Feature Generator (FG) mengubah data mentah pengguna dan item menjadi fitur yang siap digunakan oleh model saat inferensi. Panduan ini memandu Anda menguji konfigurasi FG secara lokal di Linux sebelum menerapkannya dalam pipeline produksi.
Pada akhir panduan ini, Anda akan:
Menginstal
pyfgdi lingkungan Python AndaMenentukan konfigurasi fitur dan menjalankan FG secara lokal
Memverifikasi input dan output untuk prosesor EasyRec (TensorFlow) maupun TorchEasyRec (PyTorch)

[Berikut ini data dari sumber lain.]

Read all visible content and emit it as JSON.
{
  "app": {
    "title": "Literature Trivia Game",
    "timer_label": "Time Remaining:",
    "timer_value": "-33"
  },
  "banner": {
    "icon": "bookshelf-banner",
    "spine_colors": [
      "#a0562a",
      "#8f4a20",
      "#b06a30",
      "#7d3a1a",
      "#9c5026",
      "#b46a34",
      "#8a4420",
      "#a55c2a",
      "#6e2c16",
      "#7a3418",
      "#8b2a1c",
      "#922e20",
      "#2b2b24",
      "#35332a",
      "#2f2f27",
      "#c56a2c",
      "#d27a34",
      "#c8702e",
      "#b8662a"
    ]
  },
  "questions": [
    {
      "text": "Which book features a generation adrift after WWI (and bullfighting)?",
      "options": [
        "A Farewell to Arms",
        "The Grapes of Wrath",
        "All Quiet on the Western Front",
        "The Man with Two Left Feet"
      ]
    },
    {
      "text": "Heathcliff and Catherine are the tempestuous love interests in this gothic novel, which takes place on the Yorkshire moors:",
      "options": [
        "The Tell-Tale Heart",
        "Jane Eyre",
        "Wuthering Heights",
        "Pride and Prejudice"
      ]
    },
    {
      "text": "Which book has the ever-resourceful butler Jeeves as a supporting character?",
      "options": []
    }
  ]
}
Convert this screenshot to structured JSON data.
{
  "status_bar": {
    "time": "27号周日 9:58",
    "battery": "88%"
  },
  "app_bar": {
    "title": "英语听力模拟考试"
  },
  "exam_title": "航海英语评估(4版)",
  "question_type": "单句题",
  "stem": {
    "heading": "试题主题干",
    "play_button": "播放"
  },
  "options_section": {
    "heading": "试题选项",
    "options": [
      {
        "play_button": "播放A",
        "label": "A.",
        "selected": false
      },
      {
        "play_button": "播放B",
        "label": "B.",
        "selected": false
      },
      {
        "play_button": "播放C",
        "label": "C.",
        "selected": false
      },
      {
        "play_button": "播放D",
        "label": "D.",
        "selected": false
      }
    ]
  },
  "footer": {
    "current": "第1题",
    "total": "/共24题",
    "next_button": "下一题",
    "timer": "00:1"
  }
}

Mengirimkan tugas FG offline ke MaxCompute
Prasyarat
Sebelum memulai, pastikan Anda telah memiliki:
Mesin Linux (pengujian lokal FG memerlukan Linux)

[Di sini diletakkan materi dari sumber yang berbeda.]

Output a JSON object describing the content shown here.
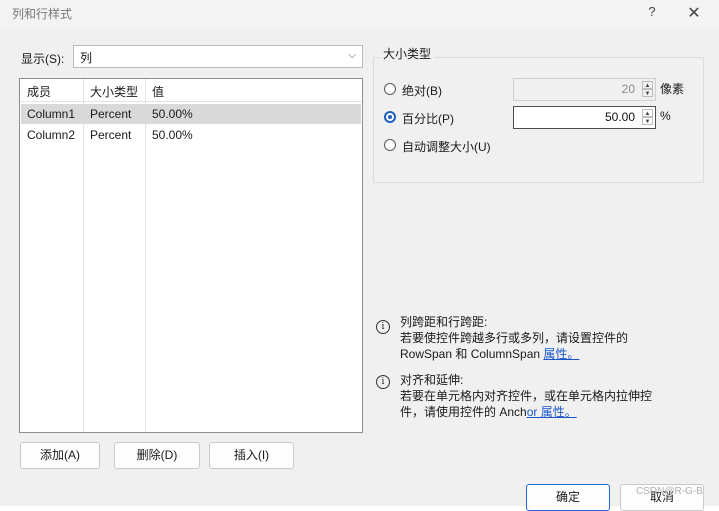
{
  "window": {
    "title": "列和行样式",
    "help_glyph": "?",
    "close_glyph": "✕"
  },
  "show": {
    "label": "显示(S):",
    "selected": "列",
    "arrow": "⌵"
  },
  "table": {
    "headers": [
      "成员",
      "大小类型",
      "值"
    ],
    "rows": [
      {
        "member": "Column1",
        "size_type": "Percent",
        "value": "50.00%",
        "selected": true
      },
      {
        "member": "Column2",
        "size_type": "Percent",
        "value": "50.00%",
        "selected": false
      }
    ]
  },
  "buttons": {
    "add": "添加(A)",
    "delete": "删除(D)",
    "insert": "插入(I)",
    "ok": "确定",
    "cancel": "取消"
  },
  "size_type": {
    "group_title": "大小类型",
    "absolute": {
      "label": "绝对(B)",
      "value": "20",
      "unit": "像素",
      "checked": false
    },
    "percent": {
      "label": "百分比(P)",
      "value": "50.00",
      "unit": "%",
      "checked": true
    },
    "autosize": {
      "label": "自动调整大小(U)",
      "checked": false
    }
  },
  "info": {
    "span": {
      "title": "列跨距和行跨距:",
      "line1": "若要使控件跨越多行或多列，请设置控件的",
      "line2_prefix": "RowSpan 和 ColumnSpan ",
      "link": "属性。"
    },
    "align": {
      "title": "对齐和延伸:",
      "line1": "若要在单元格内对齐控件，或在单元格内拉伸控",
      "line2_prefix": "件，请使用控件的 Anch",
      "link": "or 属性。"
    }
  },
  "watermark": "CSDN@R-G-B"
}
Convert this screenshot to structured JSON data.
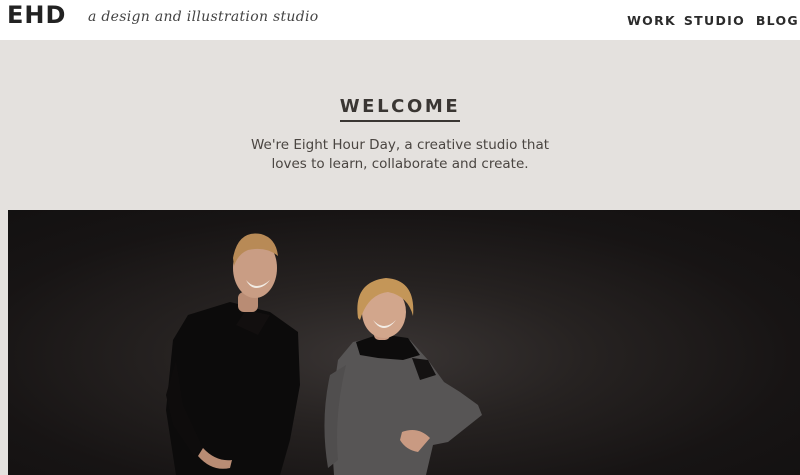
{
  "header": {
    "logo_text": "EHD",
    "tagline": "a design and illustration studio"
  },
  "nav": {
    "items": [
      {
        "label": "WORK"
      },
      {
        "label": "STUDIO"
      },
      {
        "label": "BLOG"
      }
    ]
  },
  "welcome": {
    "title": "WELCOME",
    "line1": "We're Eight Hour Day, a creative studio that",
    "line2": "loves to learn, collaborate and create."
  },
  "colors": {
    "page_background": "#e4e1de",
    "header_background": "#ffffff",
    "text_dark": "#3a3633",
    "photo_background": "#171414"
  }
}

Python 3.10, 3.11, atau 3.12 yang telah terinstal
(Untuk tugas MaxCompute) Python 3.7 dan kredensial Alibaba Cloud yang valid yang disimpan sebagai variabel lingkungan
ALIBABA_CLOUD_ACCESS_KEY_IDdanALIBABA_CLOUD_ACCESS_KEY_SECRET
Instal pyfg
Instal pyfg menggunakan file wheel yang sesuai dengan versi Python Anda.
Python 3.11 (disarankan):
pip install http://tzrec.oss-cn-beijing.aliyuncs.com/third_party/pyfg-1.0.1-cp311-cp311-linux_x86_64.whlPython 3.10:
pip install http://tzrec.oss-cn-beijing.aliyuncs.com/third_party/pyfg-1.0.1-cp310-cp310-linux_x86_64.whlPython 3.12:
pip install http://tzrec.oss-cn-beijing.aliyuncs.com/third_party/pyfg-1.0.1-cp312-cp312-linux_x86_64.whlVersi 1.0.1 memperkenalkan peningkatan serialisasi untuk operator fitur dan menambahkan dukungan bagi semua operator fitur sebagai sub-fitur dari fitur sekuensial.
Jalankan FG secara lokal
Pilih bagian yang sesuai dengan prosesor inferensi model Anda.

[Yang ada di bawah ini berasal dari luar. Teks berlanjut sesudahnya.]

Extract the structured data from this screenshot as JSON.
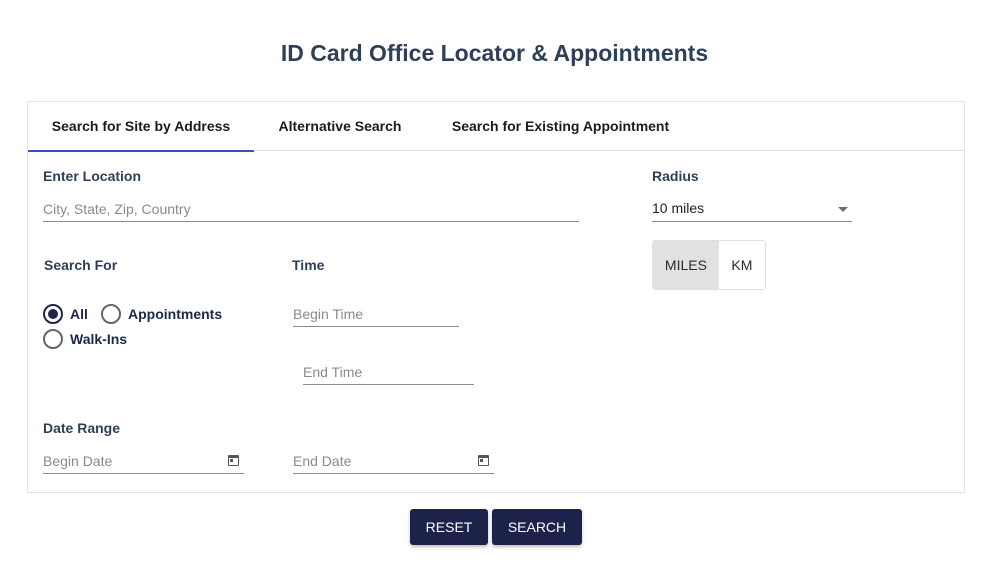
{
  "page": {
    "title": "ID Card Office Locator & Appointments"
  },
  "tabs": [
    {
      "label": "Search for Site by Address",
      "active": true
    },
    {
      "label": "Alternative Search",
      "active": false
    },
    {
      "label": "Search for Existing Appointment",
      "active": false
    }
  ],
  "location": {
    "label": "Enter Location",
    "placeholder": "City, State, Zip, Country",
    "value": ""
  },
  "radius": {
    "label": "Radius",
    "selected": "10 miles",
    "units": [
      {
        "label": "MILES",
        "selected": true
      },
      {
        "label": "KM",
        "selected": false
      }
    ]
  },
  "search_for": {
    "label": "Search For",
    "options": [
      {
        "label": "All",
        "checked": true
      },
      {
        "label": "Appointments",
        "checked": false
      },
      {
        "label": "Walk-Ins",
        "checked": false
      }
    ]
  },
  "time": {
    "label": "Time",
    "begin_placeholder": "Begin Time",
    "end_placeholder": "End Time"
  },
  "date_range": {
    "label": "Date Range",
    "begin_placeholder": "Begin Date",
    "end_placeholder": "End Date"
  },
  "actions": {
    "reset_label": "RESET",
    "search_label": "SEARCH"
  },
  "colors": {
    "accent": "#3f51b5",
    "button": "#1c2249",
    "title": "#2e3f58"
  }
}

Prosesor EasyRec (TensorFlow)
Skrip berikut mendefinisikan konfigurasi fitur dan menjalankan FG menggunakan prosesor EasyRec. Perbedaan utama dibandingkan versi PyTorch: value_type menggunakan double untuk fitur numerik, dan pemanggilannya adalah handler(inputs) alih-alih handler.process(inputs).
#!/usr/bin/env python
import os
import pyfg
config = {
"features": [
{
"feature_name": "goods_id",
"feature_type": "id_feature", # ID feature: memetakan bidang mentah ke bucket hash atau ID string
"value_type": "string",
"expression": "item:goods_id", # Format: {side}:{field_name} — side adalah user, item, atau context
"default_value": "-1024",
"need_prefix": False,
"value_dimension": 1 # Dimensi output; mengontrol jumlah nilai yang dihasilkan per sampel
},
{
"feature_name": "color_pair",
"feature_type": "combo_feature", # Combination feature: menggabungkan beberapa bidang menjadi satu fitur silang
"value_type": "string",
"expression": ["user:query_color", "item:color"],
"default_value": "",
"need_prefix": False,
"value_dimension": 1
},
{
"feature_name": "current_price",
"feature_type": "raw_feature", # Raw feature: meneruskan bidang numerik tanpa transformasi
"value_type": "double",
"expression": "item:current_price",
"default_value": "0",
"need_prefix": False
},
{
"feature_name": "usr_cate1_clk_cnt_1d",
"feature_type": "lookup_feature", # Lookup feature: mencari nilai dari bidang map menggunakan bidang kunci
"map": "user:usr_cate1_clk_cnt_1d",
"key": "item:cate1",
"need_discrete": False,
"need_key": False,
"default_value": "0",
"combiner": "max", # Metode agregasi ketika beberapa kunci cocok; opsi: max, min, sum, mean
"need_prefix": False,
"value_type": "double"
},
{
"feature_name": "recommend_match",
"feature_type": "overlap_feature", # Overlap feature: mengukur tumpang tindih istilah antara bidang query dan item
"method": "is_contain", # Mengembalikan 1 jika ada istilah query yang muncul di bidang item, 0 jika tidak
"query": "user:query_recommend",
"title": "item:recommend",
"default_value": "0"
},
{
"feature_name": "query_title_match_ratio",
"feature_type": "overlap_feature",
"method": "query_common_ratio", # Proporsi istilah query yang ditemukan dalam judul item
"query": "user:query_terms",
"title": "item:title_terms",
"default_value": "0"
},
{
"feature_name": "title_term_match_ratio",
"feature_type": "overlap_feature",
"method": "title_common_ratio", # Proporsi istilah judul item yang ditemukan dalam query
"query": "user:query_terms",
"title": "item:title_terms",
"default_value": "0"
},
{
"feature_name": "term_proximity_min_cover",
"feature_type": "overlap_feature",
"method": "proximity_min_cover", # Ukuran jendela minimum yang mencakup semua istilah query dalam judul item
"query": "user:query_terms",
"title": "item:title_terms",
"default_value": "0"
}
]
}
if __name__ == '__main__':
handler = pyfg.FgHandler(config)
print("------------------------ meta info ---------------------------")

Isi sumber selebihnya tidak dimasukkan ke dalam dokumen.